Continuing, “Houses Of The Holy” is a swinging, upbeat rocker that’s fittingly of a piece with the band’s previous album, whose recording sessions this song unsurprisingly orginated from. “Trampled Under Foot,” an explosively funky workout (led by Bonham) on which Plant’s vocals are noticeably ragged, is another undeniable classic, and is the most notable of several songs on which Jones plays an electric clavinet (that being a big instrument at the time courtesy of Stevie Wonder). Page’s wah wah guitar outbursts don’t hurt either, nor does Plant’s horny sex and cars lyrics; what’s not to like? Still, even this powerhouse song, which crushes “The Crunge” in its attempt at funk, pales in comparison to the towering Eastern epic, “Kashmir.” Led by Jones’ brilliantly brooding orchestration, this atmospheric track slowly builds beautifully and majestically to an almost overwhelmingly powerful climax (on which Plant shines and Bonham is awe-inspiring), and no less an authority than Plant felt that the song captured the essence of everything that Led Zeppelin was all about. And that’s just the first cd!

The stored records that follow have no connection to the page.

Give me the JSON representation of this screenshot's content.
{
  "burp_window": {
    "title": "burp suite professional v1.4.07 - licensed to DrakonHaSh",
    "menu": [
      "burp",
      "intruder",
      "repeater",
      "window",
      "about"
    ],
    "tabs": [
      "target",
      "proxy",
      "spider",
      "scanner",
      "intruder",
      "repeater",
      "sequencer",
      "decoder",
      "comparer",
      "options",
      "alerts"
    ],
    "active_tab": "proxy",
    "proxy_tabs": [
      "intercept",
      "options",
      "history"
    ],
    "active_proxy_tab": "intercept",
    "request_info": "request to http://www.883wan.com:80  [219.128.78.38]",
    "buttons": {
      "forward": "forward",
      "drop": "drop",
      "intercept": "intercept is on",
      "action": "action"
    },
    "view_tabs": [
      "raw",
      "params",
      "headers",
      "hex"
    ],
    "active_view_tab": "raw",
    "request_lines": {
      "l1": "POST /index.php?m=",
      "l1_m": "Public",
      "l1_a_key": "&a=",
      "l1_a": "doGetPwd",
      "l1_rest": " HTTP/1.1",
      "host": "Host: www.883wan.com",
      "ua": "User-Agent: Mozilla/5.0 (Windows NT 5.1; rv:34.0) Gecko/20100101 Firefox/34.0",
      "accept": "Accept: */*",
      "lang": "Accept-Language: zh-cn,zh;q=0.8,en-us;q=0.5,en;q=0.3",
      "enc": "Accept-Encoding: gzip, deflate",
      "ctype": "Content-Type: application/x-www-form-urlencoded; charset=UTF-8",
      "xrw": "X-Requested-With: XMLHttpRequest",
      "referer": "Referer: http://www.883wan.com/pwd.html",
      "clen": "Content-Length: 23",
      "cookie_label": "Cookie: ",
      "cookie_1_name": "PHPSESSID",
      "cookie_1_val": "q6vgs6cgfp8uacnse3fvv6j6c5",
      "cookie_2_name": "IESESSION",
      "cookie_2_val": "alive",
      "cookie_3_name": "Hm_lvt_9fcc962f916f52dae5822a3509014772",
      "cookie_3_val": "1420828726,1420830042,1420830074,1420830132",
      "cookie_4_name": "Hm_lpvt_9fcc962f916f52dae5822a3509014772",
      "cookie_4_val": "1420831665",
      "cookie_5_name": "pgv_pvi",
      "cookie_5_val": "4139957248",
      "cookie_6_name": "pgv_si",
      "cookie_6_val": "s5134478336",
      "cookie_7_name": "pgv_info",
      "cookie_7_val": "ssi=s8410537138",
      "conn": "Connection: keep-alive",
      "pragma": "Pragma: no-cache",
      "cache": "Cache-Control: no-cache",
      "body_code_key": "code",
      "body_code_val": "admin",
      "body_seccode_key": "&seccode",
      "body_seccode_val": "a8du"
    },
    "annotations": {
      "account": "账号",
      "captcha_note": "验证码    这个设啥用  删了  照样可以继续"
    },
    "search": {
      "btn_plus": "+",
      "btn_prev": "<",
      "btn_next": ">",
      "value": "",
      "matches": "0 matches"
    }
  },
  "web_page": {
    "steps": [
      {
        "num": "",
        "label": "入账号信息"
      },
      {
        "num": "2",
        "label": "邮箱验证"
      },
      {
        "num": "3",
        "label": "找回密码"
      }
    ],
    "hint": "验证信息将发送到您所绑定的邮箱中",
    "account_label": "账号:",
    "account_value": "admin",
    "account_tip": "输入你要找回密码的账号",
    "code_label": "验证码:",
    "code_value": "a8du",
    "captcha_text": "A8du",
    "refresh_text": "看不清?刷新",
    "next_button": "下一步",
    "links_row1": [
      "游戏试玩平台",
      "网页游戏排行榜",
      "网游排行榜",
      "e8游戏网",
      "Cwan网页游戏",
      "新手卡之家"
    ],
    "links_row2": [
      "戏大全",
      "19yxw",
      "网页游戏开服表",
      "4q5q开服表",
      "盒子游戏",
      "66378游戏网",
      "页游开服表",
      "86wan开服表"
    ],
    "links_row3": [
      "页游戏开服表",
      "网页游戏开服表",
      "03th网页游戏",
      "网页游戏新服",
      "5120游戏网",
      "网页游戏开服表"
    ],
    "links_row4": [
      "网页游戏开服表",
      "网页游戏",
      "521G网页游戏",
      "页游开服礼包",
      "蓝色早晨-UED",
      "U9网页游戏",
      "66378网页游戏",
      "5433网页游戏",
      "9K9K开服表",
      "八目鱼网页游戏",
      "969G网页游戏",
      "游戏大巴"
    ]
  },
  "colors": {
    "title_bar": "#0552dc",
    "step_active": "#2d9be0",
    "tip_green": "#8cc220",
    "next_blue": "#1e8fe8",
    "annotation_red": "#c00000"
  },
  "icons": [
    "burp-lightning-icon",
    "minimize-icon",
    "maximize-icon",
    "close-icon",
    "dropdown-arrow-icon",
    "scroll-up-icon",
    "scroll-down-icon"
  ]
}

What used to be side 3 may very well be the albums best. “In The Light” is another criminally underrated Eastern epic, led by Jones’ eerie keyboard drones and its soaring “in the light” guitar/vocal climax. This track leads into the pretty acoustic instrumental “Bron-Yr-Aur” (which unsurprisingly originated from Led Zeppelin III), which segues perfectly into the beautifully relaxed melody, shimmering psychedelicized guitar textures, and catchy chorus of the poppy “Down By The Seaside.” The monumental “Ten Years Gone” then takes over with another incredibly powerful Eastern-tinged epic that majestically showcases the band’s light-to-shade dynamics, led by Page, whose multi-tracked guitar is all over the place, and Plant, who delivers a wonderfully weary, deeply affecting vocal. On to side four, the funky power riffing of the sexually charged “The Wanton Song,” the relaxed ’50-styled piano rocker “Boogie With Stu” (featuring The Rolling Stones crony/sideman Ian Stewart and a melody based on Richie Valens’ “Ooh! My Head”), and the pummeling, bluesy groupie “tribute” “Sick Again” are other highlights, though none scale as high as the previous major efforts and again I could live without a couple of tracks here.
Still, throughout Physical Graffiti, even when the band missteps on rare occasions they generally do so with giant strides, causing Plant to proudly proclaim to Mojo magazine: “if I’m going to blow my trumpet about anything I’ve been connected with, then it would have to be that album.”